The sakura repo adds [`bert_demo/hf_async_features.ipynb`](https://github.com/zakuro-ai/sakura/blob/master/bert_demo/hf_async_features.ipynb) — every `SakuraHFCallback` knob on a real BERT fine-tune.

## Benchmarks

All under `scripts/` and take a handful of seconds to a minute each.
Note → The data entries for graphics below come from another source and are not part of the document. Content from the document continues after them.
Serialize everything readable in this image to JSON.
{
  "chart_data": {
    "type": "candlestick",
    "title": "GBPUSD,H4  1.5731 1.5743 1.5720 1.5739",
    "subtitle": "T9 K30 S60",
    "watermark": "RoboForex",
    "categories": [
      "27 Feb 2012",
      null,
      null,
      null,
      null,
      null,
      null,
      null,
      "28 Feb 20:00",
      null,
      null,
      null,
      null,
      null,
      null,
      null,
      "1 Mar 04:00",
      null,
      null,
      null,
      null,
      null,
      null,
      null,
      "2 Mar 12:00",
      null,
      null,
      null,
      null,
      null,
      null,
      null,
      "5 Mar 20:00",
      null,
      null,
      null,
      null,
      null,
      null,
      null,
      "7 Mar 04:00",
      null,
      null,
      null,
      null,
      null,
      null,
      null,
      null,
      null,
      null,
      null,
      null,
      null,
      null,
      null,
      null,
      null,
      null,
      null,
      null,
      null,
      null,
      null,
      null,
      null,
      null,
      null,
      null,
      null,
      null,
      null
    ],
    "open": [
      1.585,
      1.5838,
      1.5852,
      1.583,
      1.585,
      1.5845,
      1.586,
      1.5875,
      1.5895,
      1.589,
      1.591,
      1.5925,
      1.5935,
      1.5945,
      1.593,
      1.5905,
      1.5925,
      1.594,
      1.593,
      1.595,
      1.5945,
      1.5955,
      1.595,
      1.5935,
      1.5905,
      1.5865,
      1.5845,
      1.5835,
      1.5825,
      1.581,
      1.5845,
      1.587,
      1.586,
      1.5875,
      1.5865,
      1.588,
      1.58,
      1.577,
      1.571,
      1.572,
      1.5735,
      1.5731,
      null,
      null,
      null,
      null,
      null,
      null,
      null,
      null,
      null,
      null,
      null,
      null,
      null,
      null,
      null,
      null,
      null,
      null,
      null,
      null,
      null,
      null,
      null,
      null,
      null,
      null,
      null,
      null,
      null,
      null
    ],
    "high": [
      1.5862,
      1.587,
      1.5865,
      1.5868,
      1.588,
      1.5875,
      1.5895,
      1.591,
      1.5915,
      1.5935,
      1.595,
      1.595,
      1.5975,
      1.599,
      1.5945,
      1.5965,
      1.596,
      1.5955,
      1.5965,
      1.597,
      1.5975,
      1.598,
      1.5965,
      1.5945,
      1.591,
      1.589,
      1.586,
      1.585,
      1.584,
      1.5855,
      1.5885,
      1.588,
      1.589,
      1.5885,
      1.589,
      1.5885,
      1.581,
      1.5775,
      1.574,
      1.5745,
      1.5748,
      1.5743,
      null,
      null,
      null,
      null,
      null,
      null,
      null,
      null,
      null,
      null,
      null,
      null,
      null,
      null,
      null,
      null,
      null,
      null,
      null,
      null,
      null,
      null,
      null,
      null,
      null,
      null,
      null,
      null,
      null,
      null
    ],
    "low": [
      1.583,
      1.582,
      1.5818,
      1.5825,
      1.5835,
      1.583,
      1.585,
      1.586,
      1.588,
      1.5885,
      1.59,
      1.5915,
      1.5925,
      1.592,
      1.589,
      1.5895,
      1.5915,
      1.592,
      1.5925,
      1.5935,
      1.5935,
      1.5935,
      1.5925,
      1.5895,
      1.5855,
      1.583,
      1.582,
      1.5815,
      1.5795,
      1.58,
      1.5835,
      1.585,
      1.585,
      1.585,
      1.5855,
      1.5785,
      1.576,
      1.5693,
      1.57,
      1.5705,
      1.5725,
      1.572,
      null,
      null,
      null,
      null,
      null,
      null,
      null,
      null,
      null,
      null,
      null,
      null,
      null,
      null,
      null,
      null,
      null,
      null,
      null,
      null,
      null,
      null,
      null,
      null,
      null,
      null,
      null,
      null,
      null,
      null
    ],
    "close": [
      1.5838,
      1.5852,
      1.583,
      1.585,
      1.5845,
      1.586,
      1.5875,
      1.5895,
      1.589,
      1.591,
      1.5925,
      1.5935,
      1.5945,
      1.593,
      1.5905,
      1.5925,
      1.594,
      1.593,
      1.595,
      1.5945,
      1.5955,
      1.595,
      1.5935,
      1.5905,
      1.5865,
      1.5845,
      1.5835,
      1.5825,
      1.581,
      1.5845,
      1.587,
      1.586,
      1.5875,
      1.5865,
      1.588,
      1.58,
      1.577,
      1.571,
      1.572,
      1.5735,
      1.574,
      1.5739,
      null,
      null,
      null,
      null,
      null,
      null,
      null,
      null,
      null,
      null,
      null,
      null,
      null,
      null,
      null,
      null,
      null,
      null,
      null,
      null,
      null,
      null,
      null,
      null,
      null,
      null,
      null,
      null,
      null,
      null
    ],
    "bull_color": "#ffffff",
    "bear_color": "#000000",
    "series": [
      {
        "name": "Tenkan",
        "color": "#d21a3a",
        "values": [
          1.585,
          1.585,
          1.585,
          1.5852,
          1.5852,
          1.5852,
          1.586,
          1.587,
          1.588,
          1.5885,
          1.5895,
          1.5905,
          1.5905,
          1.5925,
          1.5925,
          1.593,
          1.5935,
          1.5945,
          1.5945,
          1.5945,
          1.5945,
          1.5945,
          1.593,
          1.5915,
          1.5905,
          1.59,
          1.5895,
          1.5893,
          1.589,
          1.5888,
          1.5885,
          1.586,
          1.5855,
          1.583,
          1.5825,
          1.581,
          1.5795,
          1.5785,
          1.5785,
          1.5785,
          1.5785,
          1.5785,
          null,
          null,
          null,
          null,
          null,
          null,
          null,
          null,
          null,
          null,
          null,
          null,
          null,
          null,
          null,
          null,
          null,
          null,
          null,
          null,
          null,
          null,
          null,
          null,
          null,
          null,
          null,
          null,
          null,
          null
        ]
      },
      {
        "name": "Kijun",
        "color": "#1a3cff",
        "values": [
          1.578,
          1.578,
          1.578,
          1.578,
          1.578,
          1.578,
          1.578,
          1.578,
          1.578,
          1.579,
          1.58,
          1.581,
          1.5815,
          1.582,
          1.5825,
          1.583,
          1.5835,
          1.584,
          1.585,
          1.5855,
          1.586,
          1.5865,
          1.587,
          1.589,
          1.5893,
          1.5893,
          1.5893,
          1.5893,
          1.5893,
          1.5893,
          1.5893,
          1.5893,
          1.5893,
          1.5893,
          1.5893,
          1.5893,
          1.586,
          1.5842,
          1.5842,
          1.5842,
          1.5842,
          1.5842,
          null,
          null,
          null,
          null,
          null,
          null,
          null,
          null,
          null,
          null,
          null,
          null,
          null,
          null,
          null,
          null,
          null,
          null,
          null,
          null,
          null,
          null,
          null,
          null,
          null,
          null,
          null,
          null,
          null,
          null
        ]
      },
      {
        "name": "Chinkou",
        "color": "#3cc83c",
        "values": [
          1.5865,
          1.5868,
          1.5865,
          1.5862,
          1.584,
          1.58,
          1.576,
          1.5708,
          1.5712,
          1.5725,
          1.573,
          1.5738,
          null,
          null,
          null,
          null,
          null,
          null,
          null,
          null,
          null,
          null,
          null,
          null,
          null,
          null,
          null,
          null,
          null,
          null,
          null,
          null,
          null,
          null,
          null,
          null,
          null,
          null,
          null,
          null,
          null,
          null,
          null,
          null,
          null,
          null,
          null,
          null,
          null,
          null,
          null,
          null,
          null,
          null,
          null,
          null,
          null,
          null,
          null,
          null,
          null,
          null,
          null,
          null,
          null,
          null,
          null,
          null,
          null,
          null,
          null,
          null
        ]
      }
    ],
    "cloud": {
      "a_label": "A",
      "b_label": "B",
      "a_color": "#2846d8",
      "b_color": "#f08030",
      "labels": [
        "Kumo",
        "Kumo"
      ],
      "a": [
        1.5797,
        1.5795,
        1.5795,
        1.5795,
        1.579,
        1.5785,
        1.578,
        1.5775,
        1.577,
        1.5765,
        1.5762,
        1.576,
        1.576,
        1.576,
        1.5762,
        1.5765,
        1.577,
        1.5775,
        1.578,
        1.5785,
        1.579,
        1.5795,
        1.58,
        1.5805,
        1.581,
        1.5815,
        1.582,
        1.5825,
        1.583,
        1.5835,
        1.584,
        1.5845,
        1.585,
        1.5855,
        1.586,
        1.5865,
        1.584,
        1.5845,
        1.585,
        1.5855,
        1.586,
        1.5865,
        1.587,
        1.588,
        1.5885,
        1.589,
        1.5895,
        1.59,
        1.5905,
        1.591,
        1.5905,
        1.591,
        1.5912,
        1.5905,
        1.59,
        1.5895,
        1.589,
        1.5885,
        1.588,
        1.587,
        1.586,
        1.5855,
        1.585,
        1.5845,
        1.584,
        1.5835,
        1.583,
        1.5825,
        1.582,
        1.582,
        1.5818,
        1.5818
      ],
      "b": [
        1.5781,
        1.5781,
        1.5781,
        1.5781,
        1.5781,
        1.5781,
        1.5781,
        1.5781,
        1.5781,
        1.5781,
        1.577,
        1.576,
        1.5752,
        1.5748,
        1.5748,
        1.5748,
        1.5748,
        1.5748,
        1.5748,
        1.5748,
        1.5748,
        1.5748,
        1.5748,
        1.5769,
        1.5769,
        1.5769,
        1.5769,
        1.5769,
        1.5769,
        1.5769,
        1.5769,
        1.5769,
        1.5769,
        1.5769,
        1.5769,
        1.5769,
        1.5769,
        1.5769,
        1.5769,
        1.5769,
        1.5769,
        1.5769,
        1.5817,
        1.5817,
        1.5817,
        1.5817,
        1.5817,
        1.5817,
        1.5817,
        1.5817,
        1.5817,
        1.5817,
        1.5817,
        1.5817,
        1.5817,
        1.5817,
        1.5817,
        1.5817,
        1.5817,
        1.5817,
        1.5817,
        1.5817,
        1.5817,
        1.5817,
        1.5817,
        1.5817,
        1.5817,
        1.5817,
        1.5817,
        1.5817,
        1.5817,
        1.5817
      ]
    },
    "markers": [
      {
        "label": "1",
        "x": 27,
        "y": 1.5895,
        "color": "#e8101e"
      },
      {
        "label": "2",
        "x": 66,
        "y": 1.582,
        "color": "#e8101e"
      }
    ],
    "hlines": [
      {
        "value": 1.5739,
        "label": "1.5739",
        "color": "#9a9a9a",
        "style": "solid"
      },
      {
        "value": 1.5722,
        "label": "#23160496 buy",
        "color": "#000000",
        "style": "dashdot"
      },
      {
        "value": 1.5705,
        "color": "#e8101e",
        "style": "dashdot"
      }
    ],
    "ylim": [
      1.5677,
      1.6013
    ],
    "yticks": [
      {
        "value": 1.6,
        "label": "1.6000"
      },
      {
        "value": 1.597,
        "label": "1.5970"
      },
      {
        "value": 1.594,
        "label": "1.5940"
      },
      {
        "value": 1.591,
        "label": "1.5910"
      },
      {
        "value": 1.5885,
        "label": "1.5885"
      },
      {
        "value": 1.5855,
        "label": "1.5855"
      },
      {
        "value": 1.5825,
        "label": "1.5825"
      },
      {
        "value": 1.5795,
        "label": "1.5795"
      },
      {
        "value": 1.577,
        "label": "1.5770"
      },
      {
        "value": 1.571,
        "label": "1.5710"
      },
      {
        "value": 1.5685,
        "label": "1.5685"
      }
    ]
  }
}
Output is JSON-dumpable via `--log <path>` where supported.

| script | scenario | headline |
|---|---|---|
| `bench_mesh_adaptation.py` | 2-worker warmup → dispatch → remove → readmit | `29 ms` auto-bp, rebalance within one batch |
| `bench_health_detection.py` | SIGKILL worker mid-run | `18–743 ms` detection depending on probe cadence |
| `bench_drift_detection.py` | Induce `sleep(0.25)` on one worker | drift detected `t + 0.48 s`, 95 % traffic diverted |
| `bench_quic_retry.py` | SIGKILL + respawn on same QUIC port | 60 s → 5 s dead-connection detection |
| `bench_all.py` | Runs the four above in one go | consolidated summary table |

```bash
uv run python scripts/bench_all.py --log /tmp/zakuro-bench.json
```

## Docs

- [`PRD.md`](PRD.md) — product vision (what we're building and why)
- [`PLAN.md`](PLAN.md) — engineering plan (what's shipped with measured numbers)
- [`docs/getting-started.md`](docs/getting-started.md) — end-to-end guide, "laptop-only" and "networked" paths
- [`docs/cli.md`](docs/cli.md) — `zakuro-worker` CLI reference
- [`docs/PROTOCOL.md`](docs/PROTOCOL.md) — QUIC wire protocol (so new bindings can implement against it)
- [`docs/zc-quic-patch/`](docs/zc-quic-patch/) — Rust broker-side QUIC caller, shipped at [zakuro-ai/zc#31](https://github.com/zakuro-ai/zc/pull/31)

## Related projects

- [**sakura**](https://github.com/zakuro-ai/sakura) — ML framework integrations (PyTorch Lightning, HuggingFace Trainer, TensorFlow/Keras) that use Zakuro under the hood to hide eval latency behind training
- [**zc**](https://github.com/zakuro-ai/zc) — Rust broker with QUIC transport, credit-based billing, P2P mesh

## Development

```bash
# Tests
uv run pytest tests/

# Specific benchmark
uv run python scripts/bench_mesh_adaptation.py --n-workers 3

# Build a wheel
task build:wheel

# Full CI set
task ci:all
```

Python 3.10+ is required. `uv` is the recommended package manager (`pip install uv`).

## License

BSD-3-Clause. See [`LICENSE`](LICENSE).